If you are 2 years old and yea tall you are just the right height to stand dead center of the CD shelf on the left hand side of the photo below and to easily sort through all the titles listed alphabetically K thru M and after a brief examination toss them on the floor. Yesterday I tasked myself with cleaning this up and after a donation of a pile of old records by my friend Will and the revelation it was a bucket list destination experience my friend John set as a goal I thought a little organization never hurt anything.
I think this room might have once been a back porch that was framed in. In my time it was used as a kid bedroom. Long and narrow I think they threw lots to establish who would be confined in here on some kind of rotating system of exchange. After all the kids moved out we put the records in here and I can't remember exactly where all this was set up before that. Back in those days there were not any cds for 2 year olds to toss and there were probably only about 400 records so relatively compact storage was adequate.
Starting about the year 2000 the cd collection really exploded with us beginning downloads using emusic and purchasing from mostly obscure bands we saw play live. By 2010 we became dedicated used record store and thrift store hounds saving obscure music from the landfill as if on a mission of mercy.
Since retirement and the institution of the old fixed income I could probably count on one hand the brand new cds I have purchased. Thrift store records have become my main intoxicant.
Another feature of this room is the concert posters. If we saw a show, usually in a club Cathy lifted the poster, but only after the band finished and advertisement was no longer required so not really stealing but a form of recycling.
The paint job on the walls was by Cathy and the kids. There are lots of hand prints, footprints and original art that needs scientific interpretation about the walls and I try to gauge the importance of all works so the are not obscured.
Click the photos to make them bigger.
You won't find any Springsteen or Stones.
That's a late 60s/early 70s Harmony guitar. I think I paid $40 for it and then took out the original pickups, installed a lipstick pickup, used only three stings and made it into a drone blues guitar. I still have the original pickup and maybe I'll find another $40 guitar that needs them.

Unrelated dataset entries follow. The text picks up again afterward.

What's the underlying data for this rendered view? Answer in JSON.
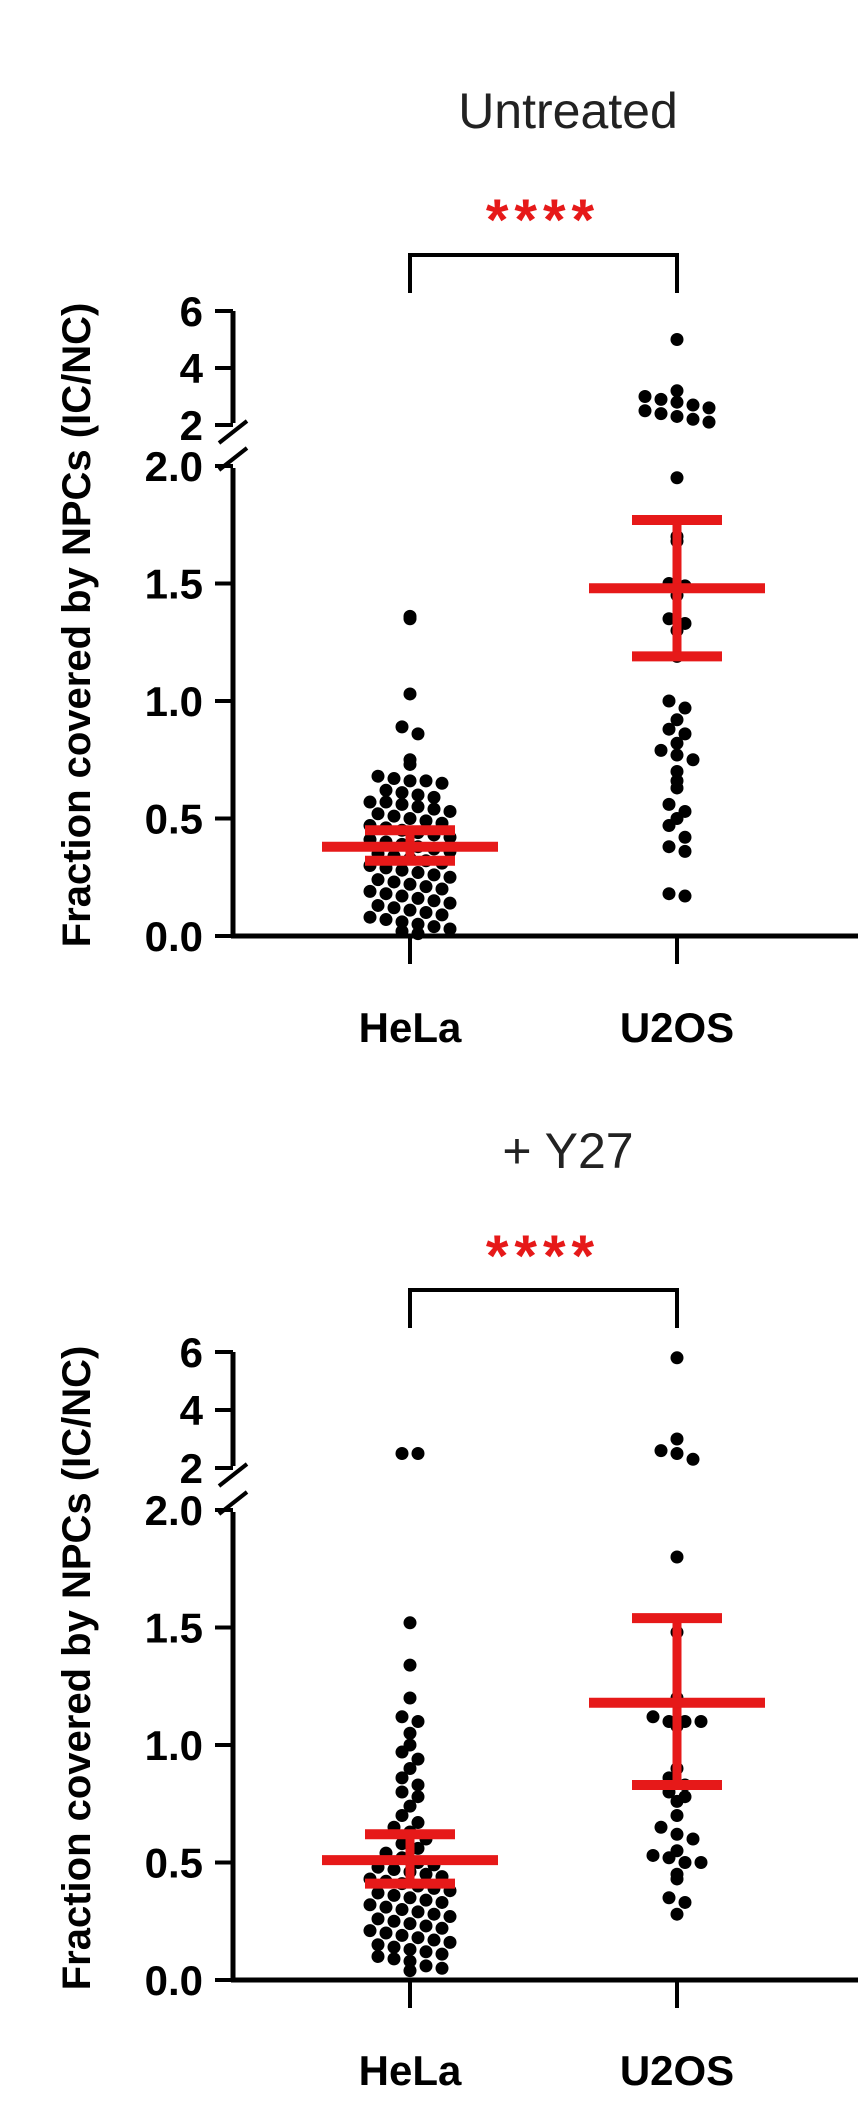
{
  "chart_data": [
    {
      "type": "scatter",
      "title": "Untreated",
      "ylabel": "Fraction covered by NPCs (IC/NC)",
      "categories": [
        "HeLa",
        "U2OS"
      ],
      "significance": "****",
      "y_axis": {
        "segments": [
          {
            "range": [
              0,
              2.0
            ],
            "ticks": [
              "0.0",
              "0.5",
              "1.0",
              "1.5",
              "2.0"
            ]
          },
          {
            "range": [
              2,
              6
            ],
            "ticks": [
              "2",
              "4",
              "6"
            ]
          }
        ]
      },
      "series": [
        {
          "category": "HeLa",
          "mean": 0.38,
          "ci_low": 0.32,
          "ci_high": 0.45,
          "values": [
            1.36,
            1.35,
            1.03,
            0.89,
            0.86,
            0.75,
            0.73,
            0.68,
            0.67,
            0.66,
            0.66,
            0.65,
            0.62,
            0.61,
            0.6,
            0.59,
            0.57,
            0.57,
            0.56,
            0.55,
            0.54,
            0.53,
            0.52,
            0.51,
            0.5,
            0.49,
            0.48,
            0.47,
            0.46,
            0.45,
            0.44,
            0.43,
            0.42,
            0.41,
            0.4,
            0.39,
            0.38,
            0.37,
            0.36,
            0.35,
            0.34,
            0.33,
            0.32,
            0.31,
            0.3,
            0.29,
            0.28,
            0.27,
            0.26,
            0.25,
            0.24,
            0.23,
            0.22,
            0.21,
            0.2,
            0.19,
            0.18,
            0.17,
            0.16,
            0.15,
            0.14,
            0.13,
            0.12,
            0.11,
            0.1,
            0.09,
            0.08,
            0.07,
            0.06,
            0.05,
            0.04,
            0.03,
            0.02,
            0.01
          ]
        },
        {
          "category": "U2OS",
          "mean": 1.48,
          "ci_low": 1.19,
          "ci_high": 1.77,
          "values": [
            5.0,
            3.2,
            3.0,
            2.9,
            2.8,
            2.7,
            2.6,
            2.5,
            2.4,
            2.3,
            2.2,
            2.1,
            1.95,
            1.7,
            1.68,
            1.5,
            1.49,
            1.45,
            1.35,
            1.33,
            1.3,
            1.19,
            1.0,
            0.97,
            0.92,
            0.88,
            0.86,
            0.82,
            0.79,
            0.77,
            0.75,
            0.7,
            0.66,
            0.63,
            0.56,
            0.53,
            0.5,
            0.47,
            0.42,
            0.38,
            0.36,
            0.18,
            0.17
          ]
        }
      ]
    },
    {
      "type": "scatter",
      "title": "+ Y27",
      "ylabel": "Fraction covered by NPCs (IC/NC)",
      "categories": [
        "HeLa",
        "U2OS"
      ],
      "significance": "****",
      "y_axis": {
        "segments": [
          {
            "range": [
              0,
              2.0
            ],
            "ticks": [
              "0.0",
              "0.5",
              "1.0",
              "1.5",
              "2.0"
            ]
          },
          {
            "range": [
              2,
              6
            ],
            "ticks": [
              "2",
              "4",
              "6"
            ]
          }
        ]
      },
      "series": [
        {
          "category": "HeLa",
          "mean": 0.51,
          "ci_low": 0.41,
          "ci_high": 0.62,
          "values": [
            2.5,
            2.5,
            1.52,
            1.34,
            1.2,
            1.12,
            1.1,
            1.05,
            1.0,
            0.97,
            0.94,
            0.9,
            0.86,
            0.83,
            0.8,
            0.78,
            0.74,
            0.7,
            0.67,
            0.65,
            0.63,
            0.6,
            0.58,
            0.56,
            0.54,
            0.52,
            0.5,
            0.49,
            0.48,
            0.47,
            0.46,
            0.45,
            0.44,
            0.43,
            0.42,
            0.41,
            0.4,
            0.39,
            0.38,
            0.37,
            0.36,
            0.35,
            0.34,
            0.33,
            0.32,
            0.31,
            0.3,
            0.29,
            0.28,
            0.27,
            0.26,
            0.25,
            0.24,
            0.23,
            0.22,
            0.21,
            0.2,
            0.19,
            0.18,
            0.17,
            0.16,
            0.15,
            0.14,
            0.13,
            0.12,
            0.11,
            0.1,
            0.09,
            0.08,
            0.06,
            0.05,
            0.04
          ]
        },
        {
          "category": "U2OS",
          "mean": 1.18,
          "ci_low": 0.83,
          "ci_high": 1.54,
          "values": [
            5.8,
            3.0,
            2.6,
            2.5,
            2.3,
            1.8,
            1.48,
            1.2,
            1.12,
            1.1,
            1.1,
            1.1,
            1.08,
            0.9,
            0.86,
            0.83,
            0.8,
            0.78,
            0.76,
            0.7,
            0.65,
            0.62,
            0.6,
            0.55,
            0.53,
            0.52,
            0.5,
            0.5,
            0.45,
            0.43,
            0.35,
            0.33,
            0.28
          ]
        }
      ]
    }
  ],
  "colors": {
    "points": "#000000",
    "mean_ci": "#e61919",
    "significance": "#e61919",
    "axes": "#000000"
  }
}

I mentioned there was a musical instrument room but this room also serves as a drum room. Are drums musical instruments? I don't know how I accumulated so many. I consider myself a terrible drummer even and I turned down a invitation to play a set on cajon with a guitar bass duo this past weekend. I already had two gigs in that day and also worked in a voter registration booth
Maybe this gives a bit of indication of the variety of music. I'll always need a Musical Mysteries of the Andes for those special ambient moments. I don't normally collect Steve Miller Band albums, most specifically anything later than 1976 but his second album from 1968, Sailor is the last one featuring Boz Skaggs and is listed as the 353rd on the 1000 best albums of all time. It was made at a time when everyone wanted to put out the next Sgt. Pepper's. Actually I had two of these records and last week I let one go to the thrift store. I should have kept that one because I think the cover was in better shape.
The box is my favorite swing and polka records and boxed sets so I can find them easily. There's also about 50 cassettes of music that is mostly recorded from the albums belonging to friends that was the coin of the realm in the days when cars had tape players.
So kids, when I'm gone if you really want to hustle there are probably some titles that might be worth $20 each in this collection. If you happen to feel like quiet quitting is your thing and you sell all cds and records for $1 each which should be pretty easy I think those profits would purchase your old dad a very nice cremation package including urn and everything at one of the more modest funeral homes in town.
I don't know what ya'll going to do about mom.